Potential energy is energy by virtue of position; kinetic energy is energy by virtue of velocity. Water can drive a water wheel not only by falling from a certain height (potential energy) but also by rushing ahead in a stream at a certain velocity (kinetic energy). I shall now prove to you that just as potential energy is measured by $\mathit{mgh}$, so kinetic energy is measured by $\frac{1}{2}mv^{2}$. First I want make it clear that kinetic energy is “stored work.” Imagine yourself pushing a wagon along a railway track. When you are done pushing and let the wagon go, all the work you put into it is now “stored” in the wagon in the form of kinetic energy. We can get it back out again for example by our prototype method of water wheels, which we could have the wagon set spinning as it hits them along its path. Experience shows that it takes the same amount of effort to stop the wagon as it did to get it moving, so it is clear that the amount of work stored in the wagon is the same as that you put into it.

When you push the wagon to get it moving you are applying a certain force across a certain distance. The product of the two is the work you do, we saw above. This, then, is a measure of the kinetic energy, but not a very nice one. Kinetic energy is quite clearly intrinsic to the moving wagon, so it is awkward to characterise it in terms of the action of the worker who set it moving and however long of a run-up he used. We should much prefer to express it in terms of the mass and velocity of the wagon. But this is easily done, for we know that force = mass × acceleration, distance = average velocity × time. “Distance” here means the length of your run-up before you released the wagon, and “time” how long you took to complete it. Let’s say that you push equally hard throughout, so that the force, and thus acceleration, is constant.

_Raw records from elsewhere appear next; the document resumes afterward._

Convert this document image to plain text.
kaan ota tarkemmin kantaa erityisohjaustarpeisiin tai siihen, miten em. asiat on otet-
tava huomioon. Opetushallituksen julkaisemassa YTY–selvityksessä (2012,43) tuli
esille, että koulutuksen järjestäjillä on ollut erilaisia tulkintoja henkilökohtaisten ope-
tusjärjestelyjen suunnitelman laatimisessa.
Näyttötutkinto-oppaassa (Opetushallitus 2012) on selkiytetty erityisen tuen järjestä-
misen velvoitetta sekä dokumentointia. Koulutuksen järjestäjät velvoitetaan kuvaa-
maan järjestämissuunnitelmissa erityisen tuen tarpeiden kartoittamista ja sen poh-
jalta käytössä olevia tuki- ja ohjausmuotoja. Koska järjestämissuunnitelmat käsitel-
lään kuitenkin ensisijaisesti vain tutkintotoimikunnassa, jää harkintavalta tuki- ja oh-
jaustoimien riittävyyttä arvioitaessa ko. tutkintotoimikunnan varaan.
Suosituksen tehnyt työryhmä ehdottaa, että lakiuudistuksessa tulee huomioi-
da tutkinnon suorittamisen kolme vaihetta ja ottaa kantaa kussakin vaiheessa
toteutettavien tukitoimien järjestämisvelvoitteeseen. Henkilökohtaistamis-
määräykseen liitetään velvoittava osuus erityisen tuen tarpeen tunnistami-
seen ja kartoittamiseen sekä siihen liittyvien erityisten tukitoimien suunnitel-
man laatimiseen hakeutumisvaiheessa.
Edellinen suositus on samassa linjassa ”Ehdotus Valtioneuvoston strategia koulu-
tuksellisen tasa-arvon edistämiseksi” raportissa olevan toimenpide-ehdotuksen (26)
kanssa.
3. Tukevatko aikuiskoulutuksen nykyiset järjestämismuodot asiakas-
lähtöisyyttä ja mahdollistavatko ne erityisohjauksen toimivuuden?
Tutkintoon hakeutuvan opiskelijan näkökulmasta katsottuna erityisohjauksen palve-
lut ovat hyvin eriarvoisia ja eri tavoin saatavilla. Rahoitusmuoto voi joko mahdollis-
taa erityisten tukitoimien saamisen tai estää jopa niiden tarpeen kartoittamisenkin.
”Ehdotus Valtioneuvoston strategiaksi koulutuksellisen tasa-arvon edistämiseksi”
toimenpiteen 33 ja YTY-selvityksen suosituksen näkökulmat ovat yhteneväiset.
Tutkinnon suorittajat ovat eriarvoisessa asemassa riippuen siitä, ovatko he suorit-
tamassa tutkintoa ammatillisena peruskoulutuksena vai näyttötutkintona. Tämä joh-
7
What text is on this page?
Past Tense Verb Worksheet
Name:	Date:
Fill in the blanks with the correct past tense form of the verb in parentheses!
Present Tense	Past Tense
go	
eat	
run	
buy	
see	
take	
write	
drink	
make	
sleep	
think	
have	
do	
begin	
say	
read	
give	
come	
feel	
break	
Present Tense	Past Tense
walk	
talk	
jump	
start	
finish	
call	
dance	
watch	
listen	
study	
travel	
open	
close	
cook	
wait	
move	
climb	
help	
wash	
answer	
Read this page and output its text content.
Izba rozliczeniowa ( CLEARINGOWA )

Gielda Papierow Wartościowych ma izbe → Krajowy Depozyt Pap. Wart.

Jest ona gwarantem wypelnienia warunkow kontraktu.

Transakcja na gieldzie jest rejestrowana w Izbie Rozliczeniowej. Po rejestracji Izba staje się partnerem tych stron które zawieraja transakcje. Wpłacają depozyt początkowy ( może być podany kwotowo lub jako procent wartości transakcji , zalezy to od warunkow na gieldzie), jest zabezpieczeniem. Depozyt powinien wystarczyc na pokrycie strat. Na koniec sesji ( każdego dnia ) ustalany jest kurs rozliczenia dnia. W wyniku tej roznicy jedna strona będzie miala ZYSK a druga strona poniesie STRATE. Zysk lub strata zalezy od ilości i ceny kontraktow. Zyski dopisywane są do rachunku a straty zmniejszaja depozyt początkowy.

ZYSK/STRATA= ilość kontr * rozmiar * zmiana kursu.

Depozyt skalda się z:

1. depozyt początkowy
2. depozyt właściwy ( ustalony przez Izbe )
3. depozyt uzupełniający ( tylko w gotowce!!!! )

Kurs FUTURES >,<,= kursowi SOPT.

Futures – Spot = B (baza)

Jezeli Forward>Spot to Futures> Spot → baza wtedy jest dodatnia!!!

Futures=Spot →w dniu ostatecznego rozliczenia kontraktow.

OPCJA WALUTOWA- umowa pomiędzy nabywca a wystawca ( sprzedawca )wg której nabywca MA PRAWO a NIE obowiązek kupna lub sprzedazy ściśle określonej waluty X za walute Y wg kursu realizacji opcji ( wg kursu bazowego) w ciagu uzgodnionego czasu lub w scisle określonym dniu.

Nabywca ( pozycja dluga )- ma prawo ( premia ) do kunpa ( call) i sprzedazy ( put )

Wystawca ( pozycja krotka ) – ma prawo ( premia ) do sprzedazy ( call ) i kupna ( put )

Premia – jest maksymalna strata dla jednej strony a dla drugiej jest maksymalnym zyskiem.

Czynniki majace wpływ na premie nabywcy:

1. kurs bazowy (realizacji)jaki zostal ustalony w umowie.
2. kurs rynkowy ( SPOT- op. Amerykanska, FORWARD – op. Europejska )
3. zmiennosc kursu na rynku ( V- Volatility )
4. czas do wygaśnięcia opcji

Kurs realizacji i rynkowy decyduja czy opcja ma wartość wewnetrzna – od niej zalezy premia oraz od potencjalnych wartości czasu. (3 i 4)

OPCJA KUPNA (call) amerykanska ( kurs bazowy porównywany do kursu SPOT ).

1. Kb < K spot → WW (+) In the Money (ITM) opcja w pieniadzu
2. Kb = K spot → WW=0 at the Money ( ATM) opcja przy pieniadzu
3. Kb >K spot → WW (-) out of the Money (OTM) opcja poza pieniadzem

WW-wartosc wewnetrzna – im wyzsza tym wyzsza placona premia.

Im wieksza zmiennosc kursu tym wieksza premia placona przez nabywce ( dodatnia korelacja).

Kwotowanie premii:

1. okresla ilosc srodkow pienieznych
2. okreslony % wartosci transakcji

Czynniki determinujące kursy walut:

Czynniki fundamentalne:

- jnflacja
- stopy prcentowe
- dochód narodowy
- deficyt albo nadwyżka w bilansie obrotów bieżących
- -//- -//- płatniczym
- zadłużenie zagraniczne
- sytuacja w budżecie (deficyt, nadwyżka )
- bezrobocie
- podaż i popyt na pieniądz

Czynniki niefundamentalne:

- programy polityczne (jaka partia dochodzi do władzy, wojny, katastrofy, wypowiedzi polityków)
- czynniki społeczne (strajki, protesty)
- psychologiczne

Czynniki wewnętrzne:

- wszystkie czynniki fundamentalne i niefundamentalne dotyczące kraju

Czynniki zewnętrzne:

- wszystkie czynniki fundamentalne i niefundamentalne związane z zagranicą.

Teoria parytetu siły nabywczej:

Exercise. Conclude from this that the kinetic energy is $\frac{1}{2}mv^{2}$.

The two forms of energy that we have studied are clearly interchangeable: when an object falls it “trades in” potential energy for kinetic, and conversely when its velocity is directed upwards. By means of some ramps we could turn a water fall into a stream and conversely, so we would quite like to know which is better for driving water wheels. But it turns out to be all the same. The economy of nature is such that the exchange rate in these kinds of transactions is one to one. Energy is conserved. This agrees with experience but we can also prove it formally.

Exercise. Prove, by taking its time-derivative, that the total energy $\mathit{mgh}+\frac{1}{2}mv^{2}$ is constant for a freely falling object.

Another useful way of establishing this sort of result is to prove that if it didn’t hold one could exploit the discrepancy to build a perpetual-motion machine which could create energy out of nothing, which is known to be impossible or at least a point on which we would be very pleasantly surprised to be proven wrong.

Exercise. Argue on such grounds that $\mathit{mgh}+\frac{1}{2}mv^{2}$ is constant.